A new report by the peak communications body in Australia has said convergence has broken most of the media and telecommunications legislation it administers. The findings are in the Australian Communication and Media Authority report Broken Concepts: The Australian communications legislative landscape(pdf). ACMA is the government body that administers 26 Acts made over half a century, accompanied by 523 regulation requirements. Their paper examined the impact of convergence pressures on 55 key pieces of legislation and found most of them wanting. To use the ACMA terminology they were either ‘broken’ or ‘significantly strained’. The issue affects the regulation of such diverse items as video games, smartphones, tablets, 3DTVs, untimed local calls, community broadcasting, program standards, cable providers, universal service obligations, emergency calls, spam, media diversity and many others.
ACMA defined convergence by five key causes of change: 1. Technological developments 2. The development of a broad communications market 3. Increased consumer and citizen engagement with the toolset 4. Regulatory Globalisation 5. Government intervention (NBN). ACMA says digitalisation has broken the connection between the shape of content and the container which carries it. Legacy service delivery used service-specific networks and devices but digital transmission systems have made delivery mostly independent of technologies. The major consequence is regulation of content based on delivery mechanism no longer makes sense as devices develop multiple functions.
ACMA found seven major regulatory consequences of convergence. Firstly, policy and legislation no longer aligns with the realities of the market, the technology or its uses. Secondly, there are gaps in coverage of new forms of content and applications. Thirdly, there is misplaced emphasis on traditional media (television) and traditional communications (voice services). Fourthly, the blurring of boundaries is leading to inconsistent treatment of similar content, devices or services. Fifth, difficulties assuring innovative services are consistent with consumer safeguards. Sixth, new issues are handled in piecemeal fashion reducing overall policy coherence. Lastly, convergence is causing institutional ambiguity with no one sure which agency is responsible for which regulation.
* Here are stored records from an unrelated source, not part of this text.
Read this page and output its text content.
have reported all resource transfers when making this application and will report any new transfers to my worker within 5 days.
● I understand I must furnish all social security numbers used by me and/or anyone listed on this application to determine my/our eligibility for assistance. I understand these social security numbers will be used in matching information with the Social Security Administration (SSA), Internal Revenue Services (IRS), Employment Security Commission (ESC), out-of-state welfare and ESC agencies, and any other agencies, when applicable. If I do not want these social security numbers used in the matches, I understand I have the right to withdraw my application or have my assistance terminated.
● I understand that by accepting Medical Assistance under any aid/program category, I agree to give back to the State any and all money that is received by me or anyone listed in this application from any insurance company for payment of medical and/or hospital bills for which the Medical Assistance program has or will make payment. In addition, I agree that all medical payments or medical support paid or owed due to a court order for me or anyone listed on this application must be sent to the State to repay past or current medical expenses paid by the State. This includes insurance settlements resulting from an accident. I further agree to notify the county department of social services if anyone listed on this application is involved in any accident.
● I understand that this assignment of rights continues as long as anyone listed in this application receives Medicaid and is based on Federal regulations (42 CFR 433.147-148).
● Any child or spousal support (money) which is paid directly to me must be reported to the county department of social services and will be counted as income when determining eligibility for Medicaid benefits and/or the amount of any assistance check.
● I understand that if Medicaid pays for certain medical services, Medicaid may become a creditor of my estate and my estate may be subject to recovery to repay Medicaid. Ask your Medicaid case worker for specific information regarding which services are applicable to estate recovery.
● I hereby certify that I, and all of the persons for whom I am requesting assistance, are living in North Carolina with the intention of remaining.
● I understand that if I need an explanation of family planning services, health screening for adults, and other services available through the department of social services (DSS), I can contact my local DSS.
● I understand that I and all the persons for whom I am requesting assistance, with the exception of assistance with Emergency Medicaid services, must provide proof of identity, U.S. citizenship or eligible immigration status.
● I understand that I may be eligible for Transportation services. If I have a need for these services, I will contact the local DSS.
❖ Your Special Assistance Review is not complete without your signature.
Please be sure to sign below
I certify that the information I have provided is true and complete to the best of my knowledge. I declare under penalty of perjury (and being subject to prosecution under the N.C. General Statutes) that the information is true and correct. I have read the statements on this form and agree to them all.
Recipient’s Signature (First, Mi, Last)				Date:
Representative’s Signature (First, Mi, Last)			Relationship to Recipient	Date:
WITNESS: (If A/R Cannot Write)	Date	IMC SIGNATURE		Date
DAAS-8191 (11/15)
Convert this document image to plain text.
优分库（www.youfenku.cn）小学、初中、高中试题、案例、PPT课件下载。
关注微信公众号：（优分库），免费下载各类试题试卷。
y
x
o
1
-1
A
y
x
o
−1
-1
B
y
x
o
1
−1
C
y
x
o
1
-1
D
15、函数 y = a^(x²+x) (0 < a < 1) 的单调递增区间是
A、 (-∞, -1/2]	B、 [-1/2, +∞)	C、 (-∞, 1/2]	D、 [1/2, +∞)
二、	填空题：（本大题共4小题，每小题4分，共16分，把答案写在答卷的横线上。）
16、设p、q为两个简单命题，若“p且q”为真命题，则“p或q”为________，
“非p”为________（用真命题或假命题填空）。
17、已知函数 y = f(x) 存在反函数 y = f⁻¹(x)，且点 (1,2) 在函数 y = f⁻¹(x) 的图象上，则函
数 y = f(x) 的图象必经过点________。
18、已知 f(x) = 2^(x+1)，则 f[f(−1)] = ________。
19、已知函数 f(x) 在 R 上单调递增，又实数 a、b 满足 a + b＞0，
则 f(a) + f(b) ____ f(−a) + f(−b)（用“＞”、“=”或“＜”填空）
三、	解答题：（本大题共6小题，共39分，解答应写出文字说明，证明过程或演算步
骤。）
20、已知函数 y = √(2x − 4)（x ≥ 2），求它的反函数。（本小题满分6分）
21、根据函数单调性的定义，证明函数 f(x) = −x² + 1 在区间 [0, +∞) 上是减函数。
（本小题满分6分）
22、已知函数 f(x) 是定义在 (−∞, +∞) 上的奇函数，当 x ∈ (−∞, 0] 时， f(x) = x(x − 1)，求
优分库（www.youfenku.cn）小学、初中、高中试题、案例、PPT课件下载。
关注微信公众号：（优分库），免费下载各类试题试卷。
The main acts that govern telecommunications in Australia are the Broadcasting Services Act 1992, the Radiocommunications Act 1992 , the Telecommunications Act 1997 and the Telecommunications (Consumer Protection and Service Standards) Act 1999. All are well over a decade old and all were drafted before the Internet became a reality. These core acts have been added to by ‘band aid’ solutions to newer problems such as spam and interactive gambling. As a result, ACMA says the Australian communications legislative landscape now resembles a patchwork quilt. There is no overarching strategy or coordinated approach to regulating communications and media in a digital economy.
Media diversity is one of the major problems addressed by the report. It said regulation has given undue weight to the influence of print newspapers and the ability to personalise media consumption magnifies as well as limits the amount of influence a media service can have on an individual. Also the ability to access broadcast-like content through non-broadcasting services is running a hole through the Broadcasting Act’s promotion of diversity of content (which I would argue was honoured more in the breach by commercial broadcasters in any case). There are 53 other areas of ACMA’s reach which are equally broken beyond legislative repair.
ACMA Chairman Chris Chapman said the report highlighted the ever-increasing strain on old concepts struggling with new technology. “The constructs for communications and media that worked 20 years ago no longer fit present day circumstances, let alone the next 20 years," Chapman said. “These ‘broken concepts’ are symptoms of the deeper change of digitalisation breaking those now outdated propositions, including that content can be controlled by how it is delivered.”
The report dovetails with the federal government’s Convergence Review. The review panel is due to deliver its report in March. It toured Australia earlier this month hearing submissions and will continue to receive input until 28 October. Its framing paper acknowledges changes are required but appears be focussed more on broadcasting issues rather than the wider telecommunications issue. This new ACMA paper is a welcome wake-up call to the seriousness of the problem. Technology and its uses will continue to evolve in unimaginable ways. The trick will be drafting legislation that does not fetter that growth while providing citizen safeguards against unscrupulous behaviour.